Michael S. Conners

Heme oxygenase induction with attenuation of experimentally induced corneal inflammation

Heme oxygenase (HO), by catabolizing heme to bile pigments, down-regulates cellular levels of heme and hemeproteins; certain of the latter, i.e. cytochrome P450s, generate pro-inflammatory products from endogenous substrates. Two HO isozymes, the products of distinct genes, have been described; HO-1 is the inducible one, whereas HO-2 is believed to be constitutively expressed. We studied the inducing effects of several metal compounds [CoCl2, SnCl2, ZnCl2, heme, and cobalt protoporphyrin (CoPP)] on HO-1 mRNA content and enzyme activity in cultures of rabbit corneal epithelial (RCE) cells; these metal compounds are known to induce HO in other tissues. Additionally, we studied HO-1 expression in an experimental model of ocular inflammation produced in rabbit corneas by extended contact lens wear, and the relation of HO expression to the induced inflammatory process. SnCl2 added to RCE cells in vitro produced marked time- and concentration-dependent increases in HO-1 mRNA and HO-1 enzyme activity; CoCl2, ZnCl2, and CoPP were inducers of HO as well, though to a lesser degree than SnCl2. Corneas treated for 6 days with contact lenses impregnated with SnCl2 displayed substantially less corneal inflammation, swelling, and new vessel invasion than did controls; attenuation of ocular inflammation was paralleled by SnCl2-induced increases in HO mRNA and HO activity in corneal epithelial cells from treated eyes. It is suggested that amelioration of the inflammatory response produced by extended contact lens wear is due, in part, to the induction of high levels of HO-1 activity by SnCl2, which results in diminished production of pro-inflammatory mediators generated through heme-dependent metabolic processes. Regulation of HO activity in this manner may have clinical applications.
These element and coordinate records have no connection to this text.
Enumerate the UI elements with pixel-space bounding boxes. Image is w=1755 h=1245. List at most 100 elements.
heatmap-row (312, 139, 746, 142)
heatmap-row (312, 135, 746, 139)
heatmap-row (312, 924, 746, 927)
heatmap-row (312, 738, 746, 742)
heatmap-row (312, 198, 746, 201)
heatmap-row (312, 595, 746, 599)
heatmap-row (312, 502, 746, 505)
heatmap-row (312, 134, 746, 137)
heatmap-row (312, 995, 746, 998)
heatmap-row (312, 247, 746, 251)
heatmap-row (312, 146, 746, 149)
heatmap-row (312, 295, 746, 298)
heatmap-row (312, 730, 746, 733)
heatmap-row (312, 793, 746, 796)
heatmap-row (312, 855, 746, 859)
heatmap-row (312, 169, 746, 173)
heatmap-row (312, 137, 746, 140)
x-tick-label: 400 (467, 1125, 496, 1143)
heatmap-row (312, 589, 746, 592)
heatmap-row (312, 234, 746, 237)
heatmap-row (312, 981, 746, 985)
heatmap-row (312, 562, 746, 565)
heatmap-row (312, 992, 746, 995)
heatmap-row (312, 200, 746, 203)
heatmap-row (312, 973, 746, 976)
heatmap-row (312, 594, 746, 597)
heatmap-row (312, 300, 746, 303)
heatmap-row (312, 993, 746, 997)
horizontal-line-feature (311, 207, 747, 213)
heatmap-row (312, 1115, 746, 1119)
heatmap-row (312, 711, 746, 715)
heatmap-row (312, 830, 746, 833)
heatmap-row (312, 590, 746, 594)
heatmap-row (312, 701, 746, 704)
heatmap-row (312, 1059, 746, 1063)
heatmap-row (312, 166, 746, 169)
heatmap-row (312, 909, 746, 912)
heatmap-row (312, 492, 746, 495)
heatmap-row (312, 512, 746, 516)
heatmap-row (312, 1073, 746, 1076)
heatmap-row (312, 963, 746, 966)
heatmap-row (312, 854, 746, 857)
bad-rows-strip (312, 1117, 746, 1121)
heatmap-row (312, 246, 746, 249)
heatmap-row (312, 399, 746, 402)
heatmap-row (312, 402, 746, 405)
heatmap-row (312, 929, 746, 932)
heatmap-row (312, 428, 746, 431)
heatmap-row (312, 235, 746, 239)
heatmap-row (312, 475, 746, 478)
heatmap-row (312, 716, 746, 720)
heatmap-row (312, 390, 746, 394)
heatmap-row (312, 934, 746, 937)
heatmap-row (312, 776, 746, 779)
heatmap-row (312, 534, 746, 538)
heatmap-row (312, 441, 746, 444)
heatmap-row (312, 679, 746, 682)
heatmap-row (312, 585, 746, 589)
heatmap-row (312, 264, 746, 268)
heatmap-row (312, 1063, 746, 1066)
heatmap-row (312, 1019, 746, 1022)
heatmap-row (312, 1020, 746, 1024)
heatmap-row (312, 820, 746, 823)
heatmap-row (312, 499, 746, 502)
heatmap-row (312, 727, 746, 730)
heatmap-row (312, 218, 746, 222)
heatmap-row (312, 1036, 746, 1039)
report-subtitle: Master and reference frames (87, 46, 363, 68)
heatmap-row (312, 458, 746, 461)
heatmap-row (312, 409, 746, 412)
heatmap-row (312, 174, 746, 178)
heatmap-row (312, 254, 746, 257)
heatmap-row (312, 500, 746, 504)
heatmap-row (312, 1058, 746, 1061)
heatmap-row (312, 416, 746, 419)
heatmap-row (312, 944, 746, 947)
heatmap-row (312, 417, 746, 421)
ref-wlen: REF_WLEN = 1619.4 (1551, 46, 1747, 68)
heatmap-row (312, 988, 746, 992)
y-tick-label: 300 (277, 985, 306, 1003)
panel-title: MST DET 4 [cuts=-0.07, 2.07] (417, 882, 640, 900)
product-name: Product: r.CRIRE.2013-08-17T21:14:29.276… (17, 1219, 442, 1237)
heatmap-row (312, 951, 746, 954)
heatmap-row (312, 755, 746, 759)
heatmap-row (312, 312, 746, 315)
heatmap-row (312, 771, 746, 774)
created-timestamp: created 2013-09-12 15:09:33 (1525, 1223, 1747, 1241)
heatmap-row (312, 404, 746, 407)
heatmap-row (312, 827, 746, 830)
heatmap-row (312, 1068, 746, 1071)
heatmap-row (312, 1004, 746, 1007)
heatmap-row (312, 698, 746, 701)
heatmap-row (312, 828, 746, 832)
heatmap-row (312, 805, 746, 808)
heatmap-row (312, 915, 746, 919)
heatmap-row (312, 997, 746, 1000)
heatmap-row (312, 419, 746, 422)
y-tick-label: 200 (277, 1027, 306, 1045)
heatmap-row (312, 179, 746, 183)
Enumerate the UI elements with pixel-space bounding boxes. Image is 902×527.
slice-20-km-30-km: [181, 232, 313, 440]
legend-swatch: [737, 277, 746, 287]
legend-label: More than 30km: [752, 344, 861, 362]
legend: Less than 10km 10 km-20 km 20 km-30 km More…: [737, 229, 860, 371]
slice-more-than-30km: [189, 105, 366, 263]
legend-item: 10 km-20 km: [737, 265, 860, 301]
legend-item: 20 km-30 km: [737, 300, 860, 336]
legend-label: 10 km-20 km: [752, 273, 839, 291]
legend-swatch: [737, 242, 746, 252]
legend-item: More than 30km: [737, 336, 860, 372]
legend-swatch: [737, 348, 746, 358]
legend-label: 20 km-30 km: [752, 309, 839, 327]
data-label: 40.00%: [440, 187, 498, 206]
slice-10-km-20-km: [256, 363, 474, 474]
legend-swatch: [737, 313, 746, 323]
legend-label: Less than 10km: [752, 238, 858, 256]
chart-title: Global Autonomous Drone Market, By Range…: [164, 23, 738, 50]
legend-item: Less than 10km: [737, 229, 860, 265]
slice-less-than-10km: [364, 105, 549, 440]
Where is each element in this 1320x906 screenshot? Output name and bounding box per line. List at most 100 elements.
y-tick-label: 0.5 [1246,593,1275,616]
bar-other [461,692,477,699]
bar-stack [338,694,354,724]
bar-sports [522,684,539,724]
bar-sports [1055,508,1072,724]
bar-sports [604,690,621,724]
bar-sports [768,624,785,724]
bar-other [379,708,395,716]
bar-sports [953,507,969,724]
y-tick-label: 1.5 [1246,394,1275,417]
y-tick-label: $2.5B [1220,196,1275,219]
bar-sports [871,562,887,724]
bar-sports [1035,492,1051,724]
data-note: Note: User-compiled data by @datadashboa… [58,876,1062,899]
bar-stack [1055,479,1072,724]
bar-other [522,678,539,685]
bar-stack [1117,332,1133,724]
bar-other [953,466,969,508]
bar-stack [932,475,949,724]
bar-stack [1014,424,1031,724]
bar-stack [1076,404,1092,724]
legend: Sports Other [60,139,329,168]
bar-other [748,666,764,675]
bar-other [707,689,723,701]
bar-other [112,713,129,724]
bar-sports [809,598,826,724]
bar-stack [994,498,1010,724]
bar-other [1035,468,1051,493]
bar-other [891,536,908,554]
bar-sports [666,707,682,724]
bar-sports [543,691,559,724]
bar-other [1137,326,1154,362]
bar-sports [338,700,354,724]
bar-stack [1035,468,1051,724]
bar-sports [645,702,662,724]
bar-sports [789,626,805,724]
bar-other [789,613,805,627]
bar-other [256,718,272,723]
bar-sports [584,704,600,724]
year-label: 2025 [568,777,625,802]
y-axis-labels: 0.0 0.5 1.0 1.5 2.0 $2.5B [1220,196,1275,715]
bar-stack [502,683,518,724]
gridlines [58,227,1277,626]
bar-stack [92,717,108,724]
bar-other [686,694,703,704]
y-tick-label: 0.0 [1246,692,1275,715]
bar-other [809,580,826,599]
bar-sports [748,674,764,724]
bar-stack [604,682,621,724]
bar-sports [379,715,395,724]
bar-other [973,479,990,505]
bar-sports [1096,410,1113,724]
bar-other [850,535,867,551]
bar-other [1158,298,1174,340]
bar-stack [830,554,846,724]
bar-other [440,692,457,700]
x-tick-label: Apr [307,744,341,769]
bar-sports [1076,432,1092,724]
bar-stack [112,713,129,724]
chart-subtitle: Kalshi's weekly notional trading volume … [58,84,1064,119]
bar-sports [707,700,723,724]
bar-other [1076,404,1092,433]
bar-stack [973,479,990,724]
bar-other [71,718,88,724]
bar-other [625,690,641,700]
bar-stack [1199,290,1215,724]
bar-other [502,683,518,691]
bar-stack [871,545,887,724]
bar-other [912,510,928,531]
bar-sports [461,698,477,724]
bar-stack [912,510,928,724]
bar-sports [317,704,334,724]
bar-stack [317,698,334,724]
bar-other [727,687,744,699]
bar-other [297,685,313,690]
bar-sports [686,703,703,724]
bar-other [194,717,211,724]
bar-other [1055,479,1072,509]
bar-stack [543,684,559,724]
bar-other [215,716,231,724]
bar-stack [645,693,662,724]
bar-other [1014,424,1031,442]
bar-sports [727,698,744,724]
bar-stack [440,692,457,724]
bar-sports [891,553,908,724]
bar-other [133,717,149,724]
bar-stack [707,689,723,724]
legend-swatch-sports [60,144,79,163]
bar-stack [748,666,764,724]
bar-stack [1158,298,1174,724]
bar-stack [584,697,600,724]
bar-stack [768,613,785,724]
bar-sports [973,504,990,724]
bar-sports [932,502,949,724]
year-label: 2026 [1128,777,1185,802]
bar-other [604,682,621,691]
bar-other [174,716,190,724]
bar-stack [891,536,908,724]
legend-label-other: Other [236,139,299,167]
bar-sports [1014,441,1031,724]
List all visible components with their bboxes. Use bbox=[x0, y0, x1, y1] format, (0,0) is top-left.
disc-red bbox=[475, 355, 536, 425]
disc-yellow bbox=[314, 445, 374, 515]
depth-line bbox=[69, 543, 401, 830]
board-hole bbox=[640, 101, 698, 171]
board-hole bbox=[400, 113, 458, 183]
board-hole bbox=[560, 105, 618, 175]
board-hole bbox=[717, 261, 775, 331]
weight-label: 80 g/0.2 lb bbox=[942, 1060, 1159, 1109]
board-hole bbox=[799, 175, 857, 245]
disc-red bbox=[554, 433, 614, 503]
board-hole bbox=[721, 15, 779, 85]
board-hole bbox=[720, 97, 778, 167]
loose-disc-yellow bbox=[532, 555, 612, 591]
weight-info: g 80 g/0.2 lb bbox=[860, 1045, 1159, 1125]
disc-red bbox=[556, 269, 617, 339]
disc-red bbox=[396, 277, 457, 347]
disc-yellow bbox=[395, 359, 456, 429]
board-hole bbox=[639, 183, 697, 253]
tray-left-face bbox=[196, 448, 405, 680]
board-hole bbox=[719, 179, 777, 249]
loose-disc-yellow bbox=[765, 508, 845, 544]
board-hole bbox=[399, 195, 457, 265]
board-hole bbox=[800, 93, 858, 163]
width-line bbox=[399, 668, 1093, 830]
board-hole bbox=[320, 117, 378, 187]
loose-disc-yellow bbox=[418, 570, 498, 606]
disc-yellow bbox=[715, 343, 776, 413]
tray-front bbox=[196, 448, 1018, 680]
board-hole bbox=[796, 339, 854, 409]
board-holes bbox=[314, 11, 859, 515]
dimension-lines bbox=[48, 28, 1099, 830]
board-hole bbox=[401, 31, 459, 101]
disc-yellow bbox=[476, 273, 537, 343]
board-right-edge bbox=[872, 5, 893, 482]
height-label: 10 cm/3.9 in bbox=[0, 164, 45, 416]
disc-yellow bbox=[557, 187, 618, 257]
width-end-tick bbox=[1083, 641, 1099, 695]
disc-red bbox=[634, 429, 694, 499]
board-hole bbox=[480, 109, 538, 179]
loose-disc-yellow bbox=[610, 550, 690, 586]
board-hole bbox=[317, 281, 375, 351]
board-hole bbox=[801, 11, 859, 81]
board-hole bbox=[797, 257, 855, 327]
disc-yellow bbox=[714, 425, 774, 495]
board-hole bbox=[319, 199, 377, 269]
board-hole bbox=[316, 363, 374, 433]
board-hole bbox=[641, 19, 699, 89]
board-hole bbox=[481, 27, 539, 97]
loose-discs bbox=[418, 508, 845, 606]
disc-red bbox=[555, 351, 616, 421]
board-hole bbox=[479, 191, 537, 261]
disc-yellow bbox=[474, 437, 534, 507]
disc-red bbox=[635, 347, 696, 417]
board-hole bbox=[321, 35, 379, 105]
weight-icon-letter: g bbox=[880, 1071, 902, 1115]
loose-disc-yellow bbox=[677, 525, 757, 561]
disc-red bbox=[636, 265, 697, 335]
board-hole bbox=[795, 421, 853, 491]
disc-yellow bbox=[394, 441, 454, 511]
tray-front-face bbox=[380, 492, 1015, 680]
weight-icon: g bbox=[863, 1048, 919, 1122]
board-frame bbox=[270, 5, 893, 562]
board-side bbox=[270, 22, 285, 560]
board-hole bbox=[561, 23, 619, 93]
Oxidation and keto reduction of 12-hydroxy-5,8,10,14-eicosatetraenoic acids in bovine corneal epithelial microsomes

The R and S enantiomers of 12-hydroxyeicosatetraenoic acid (12-HETE) exhibit different biological activities. Although they appear to be produced by different enzymatic pathways, cytochrome P-450 monooxygenase and lipoxygenase, respectively, they display similar metabolism in both corneal epithelium and neutrophils. In corneal epithelial microsomes, both enantiomers are subject to oxidation and keto reduction reactions to form the dihydro metabolite, 12-hydroxy-5,8,14-eicosatrienoic acid (12-HETrE), via a keto intermediate. The apparent Km for the formation of 12-HETrE was 17.9 and 20 microM for 12(R)-HETE and 12(S)-HETE, respectively, and the apparent Vmax of the reaction was 17.4 and 8.2 pmol/mg per min, respectively. Chiral analysis of the dihydro metabolite demonstrated a product enantiospecificity. Arachidonic acid, 12(R)-HETE, 12(S)-HETE and the intermediate of this reaction, 12-oxo-ETrE, were metabolized predominantly to 12(R)-HETrE in a ratio [12(R)-HETrE: 12(S)-HETrE] of 7.3:1, 4.3:1, 1.5:1 and 2.3:1, respectively. 12(R)-HETrE is a potent vasodilator, chemotactic and angiogenic factor whose synthesis is induced in inflamed tissues; 12(S)HETrE is devoid of these properties. 12(R)-HETE, derived from NADPH-dependent cytochrome P-450 monooxygenases, and 12(S)-HETE, derived from 12-lipoxygenase, may both play an important role in regulating the inflammatory response by serving as substrates for the local synthesis of 12(R)-HETrE.